Sempre que há alguma situação que deixa a Administração ficar mal-vista, a Administração manufactura uma crise. No seguimento da Marcha "No Kings", a ala leste da Casa Branca foi demolida, logo o preço das eleições de ontem vai ser o caos no transito aéreo, pelo menos, porque as coisas estão a intensificar. As redes sociais estão cheias de vídeos e de casos de pessoas que foram detidas por ICE, que descrevem situações aberrantes de violação de direitos humanos, para já não falar dos constitucionais. Um cidadão irlandês residente nos EUA foi detido porque se parecia com alguém latino. Durante a sua estadia, viu um homem que também estava detido queixar-se de dores no peito, não lhe foi dada a devida atenção médica e alguns dias depois a pessoa teve um ataque cardíaco e caiu no chão. O irlandês acabou por ser deportado, apesar de nunca ter estado ilegal.

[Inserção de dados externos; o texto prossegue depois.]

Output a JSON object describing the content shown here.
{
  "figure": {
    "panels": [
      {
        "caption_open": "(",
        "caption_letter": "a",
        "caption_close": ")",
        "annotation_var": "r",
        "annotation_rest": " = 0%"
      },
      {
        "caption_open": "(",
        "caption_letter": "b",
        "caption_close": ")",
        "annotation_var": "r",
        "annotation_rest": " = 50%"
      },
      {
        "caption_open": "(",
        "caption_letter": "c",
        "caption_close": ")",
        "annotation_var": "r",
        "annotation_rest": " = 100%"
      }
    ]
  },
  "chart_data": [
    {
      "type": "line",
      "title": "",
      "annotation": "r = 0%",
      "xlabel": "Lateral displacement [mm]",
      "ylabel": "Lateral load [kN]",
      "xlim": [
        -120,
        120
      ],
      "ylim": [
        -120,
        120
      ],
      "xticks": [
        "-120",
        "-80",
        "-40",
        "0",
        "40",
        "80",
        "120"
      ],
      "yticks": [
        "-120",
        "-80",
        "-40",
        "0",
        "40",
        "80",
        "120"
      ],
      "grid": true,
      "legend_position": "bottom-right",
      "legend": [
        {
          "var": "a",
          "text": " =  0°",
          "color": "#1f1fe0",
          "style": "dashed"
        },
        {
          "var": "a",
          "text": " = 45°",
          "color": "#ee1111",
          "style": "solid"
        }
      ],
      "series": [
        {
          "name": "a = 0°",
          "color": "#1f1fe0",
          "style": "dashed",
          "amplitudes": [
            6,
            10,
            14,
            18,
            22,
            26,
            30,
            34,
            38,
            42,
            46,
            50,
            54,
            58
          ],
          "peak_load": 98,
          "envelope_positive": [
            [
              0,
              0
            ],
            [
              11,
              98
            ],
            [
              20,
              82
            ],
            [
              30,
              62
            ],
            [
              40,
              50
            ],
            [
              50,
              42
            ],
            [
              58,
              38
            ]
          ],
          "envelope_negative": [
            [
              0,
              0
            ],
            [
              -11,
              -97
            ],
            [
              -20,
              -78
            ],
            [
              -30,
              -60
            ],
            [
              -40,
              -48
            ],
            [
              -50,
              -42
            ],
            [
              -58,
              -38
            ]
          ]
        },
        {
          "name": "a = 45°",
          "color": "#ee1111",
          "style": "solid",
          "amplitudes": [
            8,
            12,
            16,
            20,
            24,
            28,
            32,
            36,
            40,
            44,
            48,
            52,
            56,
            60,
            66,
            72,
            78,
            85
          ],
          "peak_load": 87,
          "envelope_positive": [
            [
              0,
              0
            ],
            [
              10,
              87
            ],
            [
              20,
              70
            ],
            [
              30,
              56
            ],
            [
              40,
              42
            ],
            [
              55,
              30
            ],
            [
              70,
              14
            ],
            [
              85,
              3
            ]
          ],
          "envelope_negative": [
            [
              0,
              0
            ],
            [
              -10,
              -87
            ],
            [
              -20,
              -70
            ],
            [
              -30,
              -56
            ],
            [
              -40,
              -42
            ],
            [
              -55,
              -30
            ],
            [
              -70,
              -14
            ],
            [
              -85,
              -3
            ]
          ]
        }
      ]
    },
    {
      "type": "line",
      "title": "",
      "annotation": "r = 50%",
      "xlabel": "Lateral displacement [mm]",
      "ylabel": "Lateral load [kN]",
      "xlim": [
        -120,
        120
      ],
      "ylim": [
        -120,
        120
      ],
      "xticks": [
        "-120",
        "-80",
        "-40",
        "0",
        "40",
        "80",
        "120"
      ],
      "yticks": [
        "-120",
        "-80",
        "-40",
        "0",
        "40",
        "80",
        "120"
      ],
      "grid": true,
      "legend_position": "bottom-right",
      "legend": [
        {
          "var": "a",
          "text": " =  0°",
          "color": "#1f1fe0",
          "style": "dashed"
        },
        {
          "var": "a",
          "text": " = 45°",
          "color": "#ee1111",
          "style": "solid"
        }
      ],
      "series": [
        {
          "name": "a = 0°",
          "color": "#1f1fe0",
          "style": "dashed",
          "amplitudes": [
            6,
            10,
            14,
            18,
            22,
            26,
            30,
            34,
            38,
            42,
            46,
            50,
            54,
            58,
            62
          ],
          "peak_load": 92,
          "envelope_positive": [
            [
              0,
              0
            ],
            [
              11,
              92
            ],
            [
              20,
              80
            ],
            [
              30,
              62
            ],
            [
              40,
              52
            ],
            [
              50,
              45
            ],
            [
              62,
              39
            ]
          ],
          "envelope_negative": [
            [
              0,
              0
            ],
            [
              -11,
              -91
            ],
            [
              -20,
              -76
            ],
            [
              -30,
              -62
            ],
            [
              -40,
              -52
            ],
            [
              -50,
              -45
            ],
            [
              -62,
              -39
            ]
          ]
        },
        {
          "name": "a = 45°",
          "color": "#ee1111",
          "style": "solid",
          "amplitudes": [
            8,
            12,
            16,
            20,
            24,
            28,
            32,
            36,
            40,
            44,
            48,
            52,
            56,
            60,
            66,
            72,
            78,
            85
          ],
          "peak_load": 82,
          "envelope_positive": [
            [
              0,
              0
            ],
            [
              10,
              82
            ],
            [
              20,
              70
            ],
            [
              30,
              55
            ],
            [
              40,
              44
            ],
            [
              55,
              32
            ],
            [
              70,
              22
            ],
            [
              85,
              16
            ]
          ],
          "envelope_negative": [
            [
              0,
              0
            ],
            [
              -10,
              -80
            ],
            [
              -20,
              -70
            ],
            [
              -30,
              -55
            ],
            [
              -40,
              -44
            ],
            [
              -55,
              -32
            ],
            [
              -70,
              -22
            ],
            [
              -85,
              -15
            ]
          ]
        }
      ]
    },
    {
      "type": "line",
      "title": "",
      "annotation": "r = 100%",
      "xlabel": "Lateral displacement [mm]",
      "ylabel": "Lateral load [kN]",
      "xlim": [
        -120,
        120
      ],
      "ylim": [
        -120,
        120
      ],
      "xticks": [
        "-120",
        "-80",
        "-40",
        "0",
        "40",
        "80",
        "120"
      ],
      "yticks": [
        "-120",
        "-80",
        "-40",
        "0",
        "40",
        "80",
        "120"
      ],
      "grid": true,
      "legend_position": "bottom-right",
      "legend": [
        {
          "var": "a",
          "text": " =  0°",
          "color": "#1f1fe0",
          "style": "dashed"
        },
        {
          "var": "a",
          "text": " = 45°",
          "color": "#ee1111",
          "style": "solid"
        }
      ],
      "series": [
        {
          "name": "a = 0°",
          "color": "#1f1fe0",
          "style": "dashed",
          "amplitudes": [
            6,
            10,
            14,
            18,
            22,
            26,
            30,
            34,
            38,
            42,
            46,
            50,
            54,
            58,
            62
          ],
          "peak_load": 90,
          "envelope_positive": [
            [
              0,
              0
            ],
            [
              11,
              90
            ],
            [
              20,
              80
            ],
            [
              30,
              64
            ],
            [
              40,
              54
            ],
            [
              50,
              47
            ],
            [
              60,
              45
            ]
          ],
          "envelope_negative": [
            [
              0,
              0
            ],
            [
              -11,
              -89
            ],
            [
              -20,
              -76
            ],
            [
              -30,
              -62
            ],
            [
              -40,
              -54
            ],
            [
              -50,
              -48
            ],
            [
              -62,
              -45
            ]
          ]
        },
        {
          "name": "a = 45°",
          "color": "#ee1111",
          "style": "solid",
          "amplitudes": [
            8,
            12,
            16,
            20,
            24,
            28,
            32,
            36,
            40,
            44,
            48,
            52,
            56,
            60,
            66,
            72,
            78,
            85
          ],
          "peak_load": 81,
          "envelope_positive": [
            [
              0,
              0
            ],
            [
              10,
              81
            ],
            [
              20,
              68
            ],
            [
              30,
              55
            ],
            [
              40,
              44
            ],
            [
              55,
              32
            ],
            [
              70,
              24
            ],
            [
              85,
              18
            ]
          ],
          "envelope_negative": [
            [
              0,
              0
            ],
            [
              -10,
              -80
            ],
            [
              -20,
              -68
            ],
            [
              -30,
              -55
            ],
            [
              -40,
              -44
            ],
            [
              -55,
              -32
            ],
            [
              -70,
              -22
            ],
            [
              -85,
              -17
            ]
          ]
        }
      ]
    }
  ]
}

Na Califórnia, Gavin Newsom, o governador, enviou um vídeo a um jornalista de uma intervenção da ICE que deteu um homen num parque de estacionamento e deixaram o seu filho bebé no banco de trás do carro. Depois os agentes da ICE levaram o carro com o bebé; horas mais tarde o homem foi libertado porque era americano e o bebé foi reunido com a família. O Newsom estava a tremer a falar do caso com o jornalista. Em Chicago, grupos de mulheres americanas andam com apitos a alertar as vizinhanças sempre que encontram agentes da ICE, algumas perseguem os carros da ICE nos seus próprios carros, outras oferecem as suas lojas como sítio seguro para quem precise de abrigo dos agentes. Há advogados a relatar o que se passa nos tribunais e dar o seu testemunho das violações da administração. Há padres de diversas denominações a dar sermões a criticar a Administração, etc.
Apesar de tudo, não está a correr mal. Nota-se que o Trump é a figura pública, mas o esforço de "purificação da sociedade" é do Stephen Miller, enquanto que o Russell Vought está encarregado de destruir o funcionamento do governo federal. Estes são metódicos e competentes, mas a maior parte do resto da Administração é trapalhona, mas quer apresentar resultados rápidos e depressa e bem há poucos quem. Se fossem mais pacientes e metódicos, estaríamos em pior situação.
Há várias ideias que são bastante queridas aos americanos: o final feliz, o preferir o "underdog" a quem tem poder, a ideia de que qualquer pessoa pode ser chamada a ser um herói, o triunfo do bem sobre o mal, etc. Se tinha de acontecer, não é mau de todo que este ressurgimento das ideias fascistas esteja a ter maior expressão primeiro nos EUA porque os americanos são um povo que está disposto a resistir. A angariação de fundos para apoiar causas, o insistir que a sociedade civil se empenhe em financiar a educação, a cultura, e a saúde, e dedique parte do seu tempo livre a voluntariado, uma sociedade civil afluente e que não dependa totalmente do estado, e mais recentemente a invenção das redes sociais, a ideia do cidadão jornalista, etc.--tudo isso são armas de resistência, caso o governo se vire contra o povo e é o que nos vale agora. É mesmo "We the people".